Sullivan’s Travels

At the approach to the Dunsmuir viaduct, opposite the Stadium-Chinatown SkyTrain stop, rises the Beatty Street Drill Hall, the Canadian Forces armoury that is home to the city’s oldest military unit, the British Columbia Regiment (Duke of Connaught’s Own). It’s a handsome, unnoticed building in the Baronial style, designed by Canada’s onetime chief architect David Ewart, who also built the federal mint and Rideau Hall’s façade.

If Ewart meant the armoury to endure (its walls are over a metre thick) and to intimidate, he succeeded, doubly so when you take in at close range the turrets and the stone trim and the two Sherman tanks parked outside. He might, though, be nonplussed by today’s visitors, a mixed collection of politicians, influencers, and local history buffs intrigued to see what Thanksgiving weekend, the 19th-century Oregon boundary dispute, and the indigenous trading jargon Chinook have in common.

We’re 20 in all, welcomed into the panelled sergeants’ mess by our hosts, commanding officer Lt. Col. Harjit Singh Sajjan and the organizer of the lunch, MLA Sam Sullivan, an honorary major in the B.C. Regiment. (For the last decade, Vancouver mayors have been given the courtesy title-including Maj. Hon. Gregor Robertson.) Sullivan has convened this lunch for several purposes: “It ultimately relates to a theory on the origins of Vancouver,” he wrote in his invitation. “To celebrate the 200th anniversary of the purchase of Fort Astoria by the North West Company. If British Columbia is defined as British administration this side of the Rockies with an orientation to the Pacific Ocean it could be argued that we will be celebrating the 200th anniversary of British Columbia.” Continue reading…

Sullivan begins this unexpected bicentennial-traditionally anticipated for the year 2058-with a rum toast to King George III (so we may eat), then concedes that with this assertion, we’re straying from conventional history: long-time partner Lynn Zannata “accuses me of getting eccentric in my old age,” he says. Without skipping a beat, he continues: “Klahowya konoway tillikum. Nika delate youtl tumtum mesika chako.” That’s Chinook, the patois used widely through this region back in the day. “Greetings to you all,” it means. “I’m so happy you came.” For the few among us who daydreamed through Socials 10 (okay, me), Sullivan and historian guests Bruce Watson and Jean Barman lay out the terrain: in 1808, America’s foremost fur trader, JJ Astor, established a fur depot at the mouth of the Columbia River to service Asia. One thing led to another, the War of 1812 erupted, and the British warship HMS Racoon arrived to seize Astoria by force for king and crown.
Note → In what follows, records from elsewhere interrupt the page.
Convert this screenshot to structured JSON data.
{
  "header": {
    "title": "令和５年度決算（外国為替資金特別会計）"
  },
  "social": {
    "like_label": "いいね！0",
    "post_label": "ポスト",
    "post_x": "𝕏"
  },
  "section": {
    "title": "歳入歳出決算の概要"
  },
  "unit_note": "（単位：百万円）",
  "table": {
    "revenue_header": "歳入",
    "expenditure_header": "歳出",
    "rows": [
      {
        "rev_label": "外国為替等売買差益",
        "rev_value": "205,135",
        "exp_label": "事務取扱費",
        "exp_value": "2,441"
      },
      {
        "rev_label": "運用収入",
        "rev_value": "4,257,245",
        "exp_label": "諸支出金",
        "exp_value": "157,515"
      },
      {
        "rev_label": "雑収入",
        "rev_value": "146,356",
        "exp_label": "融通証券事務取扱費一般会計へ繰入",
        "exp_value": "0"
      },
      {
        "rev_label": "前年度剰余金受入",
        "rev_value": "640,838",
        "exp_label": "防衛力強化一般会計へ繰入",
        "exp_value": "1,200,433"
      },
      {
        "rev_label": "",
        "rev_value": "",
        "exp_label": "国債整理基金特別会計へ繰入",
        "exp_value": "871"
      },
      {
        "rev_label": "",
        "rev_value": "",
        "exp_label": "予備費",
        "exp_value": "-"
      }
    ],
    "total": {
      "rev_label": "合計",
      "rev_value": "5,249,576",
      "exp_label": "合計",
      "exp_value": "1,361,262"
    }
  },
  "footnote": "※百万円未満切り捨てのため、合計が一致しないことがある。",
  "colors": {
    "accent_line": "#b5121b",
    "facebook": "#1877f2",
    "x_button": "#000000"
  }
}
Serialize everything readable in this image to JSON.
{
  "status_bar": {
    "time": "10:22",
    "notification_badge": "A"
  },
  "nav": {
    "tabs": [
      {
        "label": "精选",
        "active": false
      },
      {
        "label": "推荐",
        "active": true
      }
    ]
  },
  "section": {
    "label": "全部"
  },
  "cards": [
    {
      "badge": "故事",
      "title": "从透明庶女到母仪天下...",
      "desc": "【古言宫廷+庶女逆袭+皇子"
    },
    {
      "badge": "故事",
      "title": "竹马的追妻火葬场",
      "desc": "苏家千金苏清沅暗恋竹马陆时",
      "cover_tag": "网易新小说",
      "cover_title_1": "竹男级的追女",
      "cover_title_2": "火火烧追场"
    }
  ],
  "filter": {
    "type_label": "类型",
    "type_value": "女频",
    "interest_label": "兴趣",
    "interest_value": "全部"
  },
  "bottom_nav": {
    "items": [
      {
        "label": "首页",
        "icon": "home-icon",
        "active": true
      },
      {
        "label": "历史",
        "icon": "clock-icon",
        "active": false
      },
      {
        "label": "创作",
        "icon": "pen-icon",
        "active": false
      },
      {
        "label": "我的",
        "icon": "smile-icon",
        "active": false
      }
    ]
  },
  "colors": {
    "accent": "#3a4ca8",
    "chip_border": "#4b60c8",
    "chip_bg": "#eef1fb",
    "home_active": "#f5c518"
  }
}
To its crew’s frustration, though, they were too late: only days earlier-on October 13, 1813-the Brits had bought out the Americans.

It’s a long story as to how the newly British, newly rechristened Fort George led to the exploration and colonization of the northern portion of the Oregon Territory, now known as British Columbia. Suffice it to say that if we are to give thanks for the development of these lands-and for their freedom from American control-we might do well to agree with Sullivan and start with Fort Astor, 1813.

But is there more to this than academic quibbling? I think yes. Relevant to our own times is his championing of the multiculturalism built into our past. Too often we look back and see only a simplistic fight between Europeans and Natives, but the lunch was distinctly inclusive in celebrating a trading environment that was multinational, multi-ethnic, diverse. As was the lunch itself: from our host, the first Canadian Sikh to head a British Columbian regiment, to guests such as Cathy Roland (a third-generation Victoria resident of Hawaiian ancestry; 30 percent of those working the land in the early 1800s were of Polynesian descent), and Geordie Hungerford (senior legal counsel for the B.C. Securities Commission and of Gwich’in heritage), and James Douglas Helmcken, whose great-great-grand­father was Gov. James Douglas, long understood to be descended from a free coloured woman.

That diversity lingered in my mind the next night as I welcomed my guests to Thanksgiving dinner. Klahowya, I told them. Nesika tikegh mamook hyass tumtum kopa ahnkuttie tillikum. Greetings. And let’s remember all those who came before.